You want to have all leaf nodes with the attribute code being "a" and its parents tag attribute being 200:
//*[not(*) and @code="a" and ../@tag=200]
For that the element names (and therefore as well their namespace) do not matter:
$nodes = simplexml_load_string($notices->biblio->metadata[0]->metadata)
->xpath('//*[not(*) and @code="a" and ../@tag=200]')
;
Handling the Name(space)s
Your original XPath expression
//datafield[@tag="200"]/subfield[@code="a"]/text()
has the issue referencing the wrong elements by using names in the default namespace while the elements have a namespace URI:
<record ... xmlns="http://www.loc.gov/MARC21/slim" ... >
<!-- xmlns=" << Namespace-URI >> " -->
In your expression, XPath requires you to name elements by its QName 1 for which elements not in the default namespace have a prefix for their namespace (which you need to register here first, as there is no prefix specified in the XML).
Note: For a SimpleXMLElement::xpath($expression)
, the existing namespace prefixes are automatically registered (which is very convenient). However, if the element has a namespace-URI, but no prefix, this is naturally not the case, as there is no prefix in the document which could be used (the prefix is "empty").
There are a couple of options to deal with it of which I'll pick out two:
- Prefixing the
<record>
element to have a prefix in the XPath Expression.
- Writing the XPath Expression without QNames but name and namespace information.
Directly provide a Prefix in SimpleXML
In this situation one quick hack is to give the element a prefix so that it has one which is then available in the XPath expression. Then element names can be used in the expression by their QName.
This is convenient as it allows to keep the XPath Expression dense.
Example:
$sxe = simplexml_load_string($notices->biblio->metadata[0]->metadata);
dom_import_simplexml($sxe)->prefix = '_';
$nodes = $sxe->xpath('//_:datafield[@tag=200]/_:subfield[not(*) and @code="a"]');
Setting the prefix = '_'
directly allows to use it in the XPath expression. This is only necessary (and only works) if that element has a xmlns="<< Namespace-URI >>"
.
Another benefit of this hack here is that you don't need to know or care which URI it is to "register" the namespace prefix for the XPath expression so it often suffices for early iterations.
Use the namespaced names in the XPath Expression
The alternative XPath Expression without prefixes but (namespaced) names is a bit longer but more portable as it does not require you to register or deal with prefixes.

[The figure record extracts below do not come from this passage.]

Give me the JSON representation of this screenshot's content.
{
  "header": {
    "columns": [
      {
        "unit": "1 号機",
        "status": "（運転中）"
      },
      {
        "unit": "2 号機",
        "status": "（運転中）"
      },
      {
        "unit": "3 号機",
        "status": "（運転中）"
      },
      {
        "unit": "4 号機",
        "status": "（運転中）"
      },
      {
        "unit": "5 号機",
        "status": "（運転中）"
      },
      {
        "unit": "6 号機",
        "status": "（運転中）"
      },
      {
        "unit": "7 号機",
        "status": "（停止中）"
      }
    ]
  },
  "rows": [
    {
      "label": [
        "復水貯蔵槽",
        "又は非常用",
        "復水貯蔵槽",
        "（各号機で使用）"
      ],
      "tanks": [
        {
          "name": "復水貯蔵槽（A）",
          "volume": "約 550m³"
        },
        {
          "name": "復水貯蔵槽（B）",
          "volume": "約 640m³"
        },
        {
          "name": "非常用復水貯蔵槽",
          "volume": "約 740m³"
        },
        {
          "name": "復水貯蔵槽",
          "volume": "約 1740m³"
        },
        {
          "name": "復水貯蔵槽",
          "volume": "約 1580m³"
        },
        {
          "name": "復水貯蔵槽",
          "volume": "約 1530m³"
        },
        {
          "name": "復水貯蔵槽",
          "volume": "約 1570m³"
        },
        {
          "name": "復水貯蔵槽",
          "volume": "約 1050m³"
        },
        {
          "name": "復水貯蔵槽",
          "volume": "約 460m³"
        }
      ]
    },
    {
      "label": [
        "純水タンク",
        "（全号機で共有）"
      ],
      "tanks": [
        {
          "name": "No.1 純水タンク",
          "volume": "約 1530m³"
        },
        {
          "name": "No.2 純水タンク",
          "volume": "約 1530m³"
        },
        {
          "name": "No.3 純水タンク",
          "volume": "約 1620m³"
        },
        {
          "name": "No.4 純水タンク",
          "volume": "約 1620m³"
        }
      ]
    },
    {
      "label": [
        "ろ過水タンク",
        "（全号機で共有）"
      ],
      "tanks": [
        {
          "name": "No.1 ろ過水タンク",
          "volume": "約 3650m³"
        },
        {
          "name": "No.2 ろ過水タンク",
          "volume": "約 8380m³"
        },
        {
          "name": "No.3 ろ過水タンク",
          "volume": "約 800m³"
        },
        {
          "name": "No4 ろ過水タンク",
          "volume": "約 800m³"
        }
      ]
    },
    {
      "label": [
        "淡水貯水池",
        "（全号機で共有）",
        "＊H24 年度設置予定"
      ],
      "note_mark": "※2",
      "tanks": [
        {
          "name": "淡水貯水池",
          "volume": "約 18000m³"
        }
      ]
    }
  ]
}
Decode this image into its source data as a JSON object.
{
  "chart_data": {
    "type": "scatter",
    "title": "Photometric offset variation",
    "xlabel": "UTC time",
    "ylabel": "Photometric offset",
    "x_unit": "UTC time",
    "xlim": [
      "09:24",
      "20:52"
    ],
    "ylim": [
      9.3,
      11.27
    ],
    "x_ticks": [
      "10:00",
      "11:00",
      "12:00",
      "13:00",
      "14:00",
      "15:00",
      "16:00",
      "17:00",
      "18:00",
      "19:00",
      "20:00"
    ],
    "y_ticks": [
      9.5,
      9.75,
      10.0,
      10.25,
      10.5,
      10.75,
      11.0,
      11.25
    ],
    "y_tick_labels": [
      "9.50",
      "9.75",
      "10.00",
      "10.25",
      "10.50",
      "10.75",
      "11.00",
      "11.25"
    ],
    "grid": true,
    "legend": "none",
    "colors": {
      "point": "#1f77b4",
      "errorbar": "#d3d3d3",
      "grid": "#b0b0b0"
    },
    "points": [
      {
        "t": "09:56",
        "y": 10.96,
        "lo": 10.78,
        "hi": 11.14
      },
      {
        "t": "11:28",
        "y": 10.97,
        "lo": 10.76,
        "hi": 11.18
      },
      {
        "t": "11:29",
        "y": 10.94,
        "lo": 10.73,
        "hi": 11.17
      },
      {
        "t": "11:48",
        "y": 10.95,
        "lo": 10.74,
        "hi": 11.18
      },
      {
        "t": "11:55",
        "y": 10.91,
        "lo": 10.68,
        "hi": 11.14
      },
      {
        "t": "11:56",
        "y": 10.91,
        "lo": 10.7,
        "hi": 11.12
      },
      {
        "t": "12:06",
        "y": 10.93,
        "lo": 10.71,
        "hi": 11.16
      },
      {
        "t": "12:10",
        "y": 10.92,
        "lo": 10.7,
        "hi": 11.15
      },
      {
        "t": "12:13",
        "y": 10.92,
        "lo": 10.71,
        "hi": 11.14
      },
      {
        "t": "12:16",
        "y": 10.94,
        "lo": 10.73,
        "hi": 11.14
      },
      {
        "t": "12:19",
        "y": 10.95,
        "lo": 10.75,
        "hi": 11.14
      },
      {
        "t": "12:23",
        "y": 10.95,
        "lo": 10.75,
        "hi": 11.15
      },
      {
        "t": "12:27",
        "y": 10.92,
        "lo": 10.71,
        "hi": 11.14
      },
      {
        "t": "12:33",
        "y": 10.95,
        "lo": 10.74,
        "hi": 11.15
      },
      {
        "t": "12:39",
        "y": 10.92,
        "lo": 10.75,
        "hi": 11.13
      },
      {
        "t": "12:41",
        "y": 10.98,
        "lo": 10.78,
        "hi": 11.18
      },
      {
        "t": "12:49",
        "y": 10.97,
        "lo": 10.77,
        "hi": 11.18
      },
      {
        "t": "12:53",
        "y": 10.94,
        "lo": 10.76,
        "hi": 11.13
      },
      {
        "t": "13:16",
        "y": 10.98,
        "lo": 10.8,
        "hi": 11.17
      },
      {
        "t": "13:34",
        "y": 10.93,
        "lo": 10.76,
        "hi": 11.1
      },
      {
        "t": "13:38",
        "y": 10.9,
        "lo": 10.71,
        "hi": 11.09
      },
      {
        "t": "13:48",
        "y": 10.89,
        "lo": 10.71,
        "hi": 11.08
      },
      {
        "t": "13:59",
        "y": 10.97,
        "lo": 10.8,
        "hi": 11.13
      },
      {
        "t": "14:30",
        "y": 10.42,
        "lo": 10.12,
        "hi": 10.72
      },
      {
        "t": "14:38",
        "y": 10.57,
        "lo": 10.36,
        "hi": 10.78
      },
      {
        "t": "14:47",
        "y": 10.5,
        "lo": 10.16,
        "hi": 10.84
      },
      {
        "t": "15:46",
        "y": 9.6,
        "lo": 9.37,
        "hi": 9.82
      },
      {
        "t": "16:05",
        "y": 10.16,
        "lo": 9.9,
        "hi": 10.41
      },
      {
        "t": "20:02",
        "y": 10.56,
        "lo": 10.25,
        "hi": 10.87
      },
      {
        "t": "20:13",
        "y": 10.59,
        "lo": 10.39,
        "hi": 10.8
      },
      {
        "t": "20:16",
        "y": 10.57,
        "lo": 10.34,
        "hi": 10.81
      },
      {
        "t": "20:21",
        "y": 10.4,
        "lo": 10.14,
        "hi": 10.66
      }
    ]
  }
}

If you know the Namespace-URI upfront (which is normally the case as you have the document), prefixes in the XPath Expression can become cumbersome as they need to be registered with the expression. So while they are working, they require setup and still are some kind of hack.
But the XPath expression can be written in a way so that it does not use prefixes and still matches element names in their namespace.
The namespace-uri()
and local-name()
functions are for that, which then allows to write the XPath Expression without the need to relate to QNames for which the prefix would be need to be known. Example:
$nodes = simplexml_load_string($notices->biblio->metadata[0]->metadata)
->xpath('
//* [namespace-uri() = "http://www.loc.gov/MARC21/slim"
and local-name() = "datafield"
and @tag=200
]
/* [namespace-uri() = "http://www.loc.gov/MARC21/slim"
and local-name() = "subfield"
and not(*)
and @code="a"
]
');
Yes, this requires more typing, but it gives you greater flexibility. The short variant I have given upfront in the answer completely ignoring element names (//*[not(*) and @code="a" and ../@tag=200]
). You can do mix and match here, e.g. using only the local-name()
test on one of the elements and so on. To make the differences more visible, I chose this second, very large variant last to show what I'd consider the most opposite way so it reveals all the options you have. The short one might have been a good starting point but perhaps hard to read as you actually want to see (local) names in the expression.
SimpleXMLElement and the XPath text()
Node-Test
Finally, an additional note unrelated to element names and their namespaces, but in your original expression and it might be good to know about it when using a valid XPath 1.0 Expression in context of SimpleXML.
With a SimpleXMLElement::xpath($expression)
, every text()
node-test localization/match results in its parent element in the returned PHP array()
. This is because on the level of SimpleXMLElement
text-nodes are abstracted away. Casting the element to string
gives you the value you're looking for. Therefore I left the node-test out in my examples, and you can leave it out, too. Other XML APIs behave differently here, so I think it is good to know about it.
This should go without saying that the XML of yours is well-fitting for SimpleXML, each leaf-node represents its contents and does not require dedicated text-node handling for which you would have needed to lean on DOMXPath
2 for XPath expressions then (also see dom_import_simplexml()
use above).